Tanpa menunggu lama, ia pun bangkit setelah melayangkan kecupan singkat di kening Stev. Seperti perkataan sang ayah, Arvie berjalan tak sabar menghampiri taman belakang rumahnya yang luas.
Kedua matanya berbinar takjub saat menangkap siluet cantik yang berdiri membelakanginya. Dia yang indah diterpa sinar rembulan. Bercahaya serupa bidadari. Jantungnya kembali berisik, membuatnya gugup setengah mati.
"Kak," panggilnya pelan.
Namun suasana malam yang tenang membuat ucapannya terdengar jelas disela-sela gemerisik dedaunan.

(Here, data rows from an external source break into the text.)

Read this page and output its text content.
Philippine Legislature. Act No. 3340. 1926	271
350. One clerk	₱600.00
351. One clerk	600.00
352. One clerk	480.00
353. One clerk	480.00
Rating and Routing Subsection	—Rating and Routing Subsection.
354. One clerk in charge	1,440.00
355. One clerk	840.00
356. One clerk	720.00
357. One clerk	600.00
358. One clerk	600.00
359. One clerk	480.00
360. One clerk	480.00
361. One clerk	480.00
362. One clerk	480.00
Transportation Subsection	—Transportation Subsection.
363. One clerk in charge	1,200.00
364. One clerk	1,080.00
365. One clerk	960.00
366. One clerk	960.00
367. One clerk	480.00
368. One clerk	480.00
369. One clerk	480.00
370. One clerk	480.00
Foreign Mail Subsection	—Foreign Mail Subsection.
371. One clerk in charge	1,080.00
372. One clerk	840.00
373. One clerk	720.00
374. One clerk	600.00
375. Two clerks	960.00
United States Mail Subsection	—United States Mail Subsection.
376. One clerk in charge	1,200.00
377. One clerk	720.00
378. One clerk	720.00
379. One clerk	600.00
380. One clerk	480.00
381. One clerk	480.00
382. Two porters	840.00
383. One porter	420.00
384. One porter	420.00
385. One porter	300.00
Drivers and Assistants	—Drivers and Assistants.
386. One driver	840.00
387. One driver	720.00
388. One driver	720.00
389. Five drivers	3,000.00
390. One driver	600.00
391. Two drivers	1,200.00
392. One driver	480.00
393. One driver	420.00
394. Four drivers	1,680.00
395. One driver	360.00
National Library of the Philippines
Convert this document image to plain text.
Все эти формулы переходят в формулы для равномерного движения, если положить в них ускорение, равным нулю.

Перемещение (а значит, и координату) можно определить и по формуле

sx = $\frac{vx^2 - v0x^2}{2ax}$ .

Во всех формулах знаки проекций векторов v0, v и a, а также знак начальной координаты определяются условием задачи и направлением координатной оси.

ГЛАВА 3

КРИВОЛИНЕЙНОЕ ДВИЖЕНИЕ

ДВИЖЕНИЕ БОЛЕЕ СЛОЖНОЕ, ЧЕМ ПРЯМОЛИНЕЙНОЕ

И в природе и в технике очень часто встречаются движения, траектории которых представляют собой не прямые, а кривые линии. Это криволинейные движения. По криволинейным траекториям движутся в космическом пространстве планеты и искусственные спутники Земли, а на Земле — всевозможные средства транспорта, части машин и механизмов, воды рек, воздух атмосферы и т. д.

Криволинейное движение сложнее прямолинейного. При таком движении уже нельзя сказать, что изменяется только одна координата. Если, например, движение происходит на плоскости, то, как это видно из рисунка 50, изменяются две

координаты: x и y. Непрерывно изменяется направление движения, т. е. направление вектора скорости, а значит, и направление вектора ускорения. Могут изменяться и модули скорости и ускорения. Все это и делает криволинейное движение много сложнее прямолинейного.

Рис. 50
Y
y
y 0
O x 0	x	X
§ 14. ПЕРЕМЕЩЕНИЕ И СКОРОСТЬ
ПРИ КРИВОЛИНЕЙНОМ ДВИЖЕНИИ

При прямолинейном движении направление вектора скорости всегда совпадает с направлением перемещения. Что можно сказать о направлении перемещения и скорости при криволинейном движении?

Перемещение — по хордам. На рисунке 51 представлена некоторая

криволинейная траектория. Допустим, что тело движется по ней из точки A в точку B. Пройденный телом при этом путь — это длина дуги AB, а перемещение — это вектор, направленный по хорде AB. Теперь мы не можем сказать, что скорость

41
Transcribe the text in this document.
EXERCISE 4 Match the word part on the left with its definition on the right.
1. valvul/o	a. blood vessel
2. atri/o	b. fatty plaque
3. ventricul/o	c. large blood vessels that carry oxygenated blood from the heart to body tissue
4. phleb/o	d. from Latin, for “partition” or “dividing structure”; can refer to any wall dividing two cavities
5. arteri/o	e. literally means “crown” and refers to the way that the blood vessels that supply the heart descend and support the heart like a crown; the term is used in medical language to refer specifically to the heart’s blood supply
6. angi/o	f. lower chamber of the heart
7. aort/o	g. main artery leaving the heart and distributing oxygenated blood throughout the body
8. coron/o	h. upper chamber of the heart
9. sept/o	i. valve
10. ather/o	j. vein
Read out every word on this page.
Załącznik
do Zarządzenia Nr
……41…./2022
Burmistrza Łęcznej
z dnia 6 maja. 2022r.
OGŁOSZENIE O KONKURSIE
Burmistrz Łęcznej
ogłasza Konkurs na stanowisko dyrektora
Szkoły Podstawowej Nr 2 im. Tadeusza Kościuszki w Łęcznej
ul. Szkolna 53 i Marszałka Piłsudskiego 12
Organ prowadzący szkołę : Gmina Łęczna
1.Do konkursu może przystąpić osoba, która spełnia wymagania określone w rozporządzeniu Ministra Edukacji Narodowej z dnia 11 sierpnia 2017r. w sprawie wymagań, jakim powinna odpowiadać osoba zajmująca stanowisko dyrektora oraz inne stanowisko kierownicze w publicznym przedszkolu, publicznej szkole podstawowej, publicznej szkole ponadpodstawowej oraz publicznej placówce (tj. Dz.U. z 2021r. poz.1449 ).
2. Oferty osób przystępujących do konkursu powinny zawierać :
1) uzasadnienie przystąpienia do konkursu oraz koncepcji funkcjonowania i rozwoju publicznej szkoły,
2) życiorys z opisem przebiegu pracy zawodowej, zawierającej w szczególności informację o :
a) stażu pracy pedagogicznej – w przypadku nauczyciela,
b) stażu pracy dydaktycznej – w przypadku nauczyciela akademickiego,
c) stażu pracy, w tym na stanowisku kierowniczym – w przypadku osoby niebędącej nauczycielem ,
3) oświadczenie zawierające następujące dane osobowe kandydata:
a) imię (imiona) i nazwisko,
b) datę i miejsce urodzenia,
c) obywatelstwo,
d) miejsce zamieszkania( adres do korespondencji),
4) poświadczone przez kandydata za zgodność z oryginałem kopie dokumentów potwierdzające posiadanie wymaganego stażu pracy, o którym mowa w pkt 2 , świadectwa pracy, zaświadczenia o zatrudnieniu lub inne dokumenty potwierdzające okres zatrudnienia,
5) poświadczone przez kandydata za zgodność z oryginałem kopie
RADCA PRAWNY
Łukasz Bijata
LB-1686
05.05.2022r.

Perlahan sosok cantik itu berbalik, di tangannya sebuah gantungan kunci kartun minion pemberiannya di masa lalu bergelayut, mata bulat itu menatapnya dalam penuh kerinduan. Ada jejak air mata di pipinya, namun bibir itu terus menyunggingkan senyum teduh.
"Kak," Arvie merangsek maju tetapi Maura langsung mengangkat sebelah tangannya. Menggeleng pelan, mencegahnya bergerak lebih jauh. Senyum di wajah Arvie sontak memudar.
"Sebelum kau bergerak lebih jauh. Aku ingin memberitahumu sesuatu."
Maura melangkah pelan mendekati Arvie, sedikit terkesima akan penampilan pemuda itu yang jauh berbeda dari sebelumnya. Lebih dewasa, segar dan berwibawa.
"Umurku sekarang tiga puluh lima tahun," ucap Maura dengan mata memerah.
Arvie bergeming.
"Aku juga seorang janda dengan satu anak."
![](https://img.wattpad.com/cover/345037055-288-k792424.jpg)
KAMU SEDANG MEMBACA
Right There
RomanceArvie Jonathan (23) mahasiswa populer prodi ilkom mendadak memiliki musuh di seberang rumahnya. Bukan tanpa sebab ia membenci anak laki-laki yang dijulukinya tuyul itu, selain karena pertemuan keduanya yang tidak bisa dibilang baik, Arvie juga tidak...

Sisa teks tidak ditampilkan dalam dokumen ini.